Abstract C015: FGFR1 and RB1 genetic alteration impair clinical benefit of CDK4/6 inhibitors plus endocrine therapy in HR+/HER2- advanced breast cancer

Abstract

Abstract Background: One of the great challenges for HR+/HER2- advanced breast cancer (ABC) is to determine who respond poorly to cyclin-dependent kinase 4/6 inhibitors (CDK4/6i). Chemotherapy is still used in HR+/HER2- patients. We aimed to explore cfDNA biomarkers for CDK4/6i plus endocrine therapy (ET), and compare its efficacy with chemotherapy in subgroups stratified by clinical and cfDNA characteristics. Method: Patients diagnosed with HR+/HER2- advanced breast cancer underwent first-line CDK4/6i plus ET or chemotherapy in Peking University Cancer Hospital from January 2018 to June 2022 were enrolled in this study. Baseline blood samples of patients were collected before first-line treatment for cfDNA sequencing. Results: Among all the 125 patients included in this study, the median PFS (mPFS) of CDK4/6i plus ET group (n=51) was significantly longer than patients treated with chemotherapy(n=74) (22.0 vs. 16.0 months, P = 0.025).
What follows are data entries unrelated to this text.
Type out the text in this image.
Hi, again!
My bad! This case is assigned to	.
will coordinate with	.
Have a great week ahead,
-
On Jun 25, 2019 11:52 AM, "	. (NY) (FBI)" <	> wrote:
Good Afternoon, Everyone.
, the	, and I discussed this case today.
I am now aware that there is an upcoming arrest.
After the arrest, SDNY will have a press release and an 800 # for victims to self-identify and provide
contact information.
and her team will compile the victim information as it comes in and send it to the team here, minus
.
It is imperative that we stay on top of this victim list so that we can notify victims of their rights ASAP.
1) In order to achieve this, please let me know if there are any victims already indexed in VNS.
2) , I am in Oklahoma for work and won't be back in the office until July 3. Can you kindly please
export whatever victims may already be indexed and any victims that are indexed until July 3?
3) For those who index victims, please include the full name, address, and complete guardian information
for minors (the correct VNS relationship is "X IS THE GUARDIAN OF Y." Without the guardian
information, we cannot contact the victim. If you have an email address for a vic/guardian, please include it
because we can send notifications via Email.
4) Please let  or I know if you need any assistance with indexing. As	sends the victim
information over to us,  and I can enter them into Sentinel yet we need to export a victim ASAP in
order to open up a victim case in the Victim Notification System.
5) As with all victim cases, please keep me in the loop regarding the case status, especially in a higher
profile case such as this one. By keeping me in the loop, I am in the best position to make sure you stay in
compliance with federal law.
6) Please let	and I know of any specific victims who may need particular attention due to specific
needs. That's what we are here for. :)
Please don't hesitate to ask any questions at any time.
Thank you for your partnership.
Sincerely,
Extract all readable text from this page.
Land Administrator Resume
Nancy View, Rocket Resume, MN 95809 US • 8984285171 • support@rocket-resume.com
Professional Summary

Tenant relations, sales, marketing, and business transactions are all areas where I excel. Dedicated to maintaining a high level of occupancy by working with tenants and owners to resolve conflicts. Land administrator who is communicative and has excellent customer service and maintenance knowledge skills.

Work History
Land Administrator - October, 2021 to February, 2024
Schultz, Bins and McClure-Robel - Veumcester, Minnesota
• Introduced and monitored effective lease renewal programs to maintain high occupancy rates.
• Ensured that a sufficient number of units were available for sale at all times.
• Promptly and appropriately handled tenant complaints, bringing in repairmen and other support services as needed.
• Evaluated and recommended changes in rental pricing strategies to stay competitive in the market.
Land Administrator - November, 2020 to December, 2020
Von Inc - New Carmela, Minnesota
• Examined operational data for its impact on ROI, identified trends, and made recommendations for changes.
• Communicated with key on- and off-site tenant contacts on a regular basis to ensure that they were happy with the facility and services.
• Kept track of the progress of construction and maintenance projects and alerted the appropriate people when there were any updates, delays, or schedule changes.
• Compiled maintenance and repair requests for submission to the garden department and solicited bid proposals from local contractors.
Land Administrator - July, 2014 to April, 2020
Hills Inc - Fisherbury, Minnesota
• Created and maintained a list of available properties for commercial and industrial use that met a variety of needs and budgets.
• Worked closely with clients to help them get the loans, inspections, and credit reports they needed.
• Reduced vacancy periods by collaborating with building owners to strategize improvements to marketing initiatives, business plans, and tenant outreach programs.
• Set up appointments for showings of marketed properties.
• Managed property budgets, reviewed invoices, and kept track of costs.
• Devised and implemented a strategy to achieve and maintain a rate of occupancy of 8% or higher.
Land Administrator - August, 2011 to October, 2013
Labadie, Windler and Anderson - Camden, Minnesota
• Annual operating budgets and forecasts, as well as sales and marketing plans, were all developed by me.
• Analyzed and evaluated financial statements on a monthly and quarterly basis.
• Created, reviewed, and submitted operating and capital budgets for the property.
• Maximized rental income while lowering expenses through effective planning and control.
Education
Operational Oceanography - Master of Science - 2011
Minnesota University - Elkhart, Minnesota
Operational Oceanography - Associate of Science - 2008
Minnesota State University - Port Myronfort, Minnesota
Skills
In multivariate analysis, RB1 loss (Hazard ratio [HR] = 6.4, adjusted P = 0.031), FGFR1 gain (HR: 4.9, adjusted P = 0.030) were associated with shorter PFS of patients treated with CDK4/6i plus ET. A better efficacy of CDK4/6i plus ET was observed in patients with visceral metastasis, higher Ki-67 (≥20%) and smaller SLD (< 35mm) than chemotherapy. In subgroup analysis, interaction effects were found between RB1 loss (P interaction = 0.028), FGFR1 gain (P interaction = 0.004) and first-line treatment. Conclusion: This study revealed that FGFR1 gain and RB1 loss are independent prognostic factors for PFS of CDK4/6i plus ET, and chemotherapy was not superior to CDK4/6i plus ET in the absence of FGFR1 gain and RB1 loss, which might improve selection of patients for CDK4/6 inhibitors. Citation Format: Jianxin Zhong, Bin Shao, Hanfang Jiang, Huiping Li. FGFR1 and RB1 genetic alteration impair clinical benefit of CDK4/6 inhibitors plus endocrine therapy in HR+/HER2- advanced breast cancer [abstract]. In: Proceedings of the AACR-NCI-EORTC Virtual International Conference on Molecular Targets and Cancer Therapeutics; 2023 Oct 11-15; Boston, MA. Philadelphia (PA): AACR; Mol Cancer Ther 2023;22(12 Suppl):Abstract nr C015.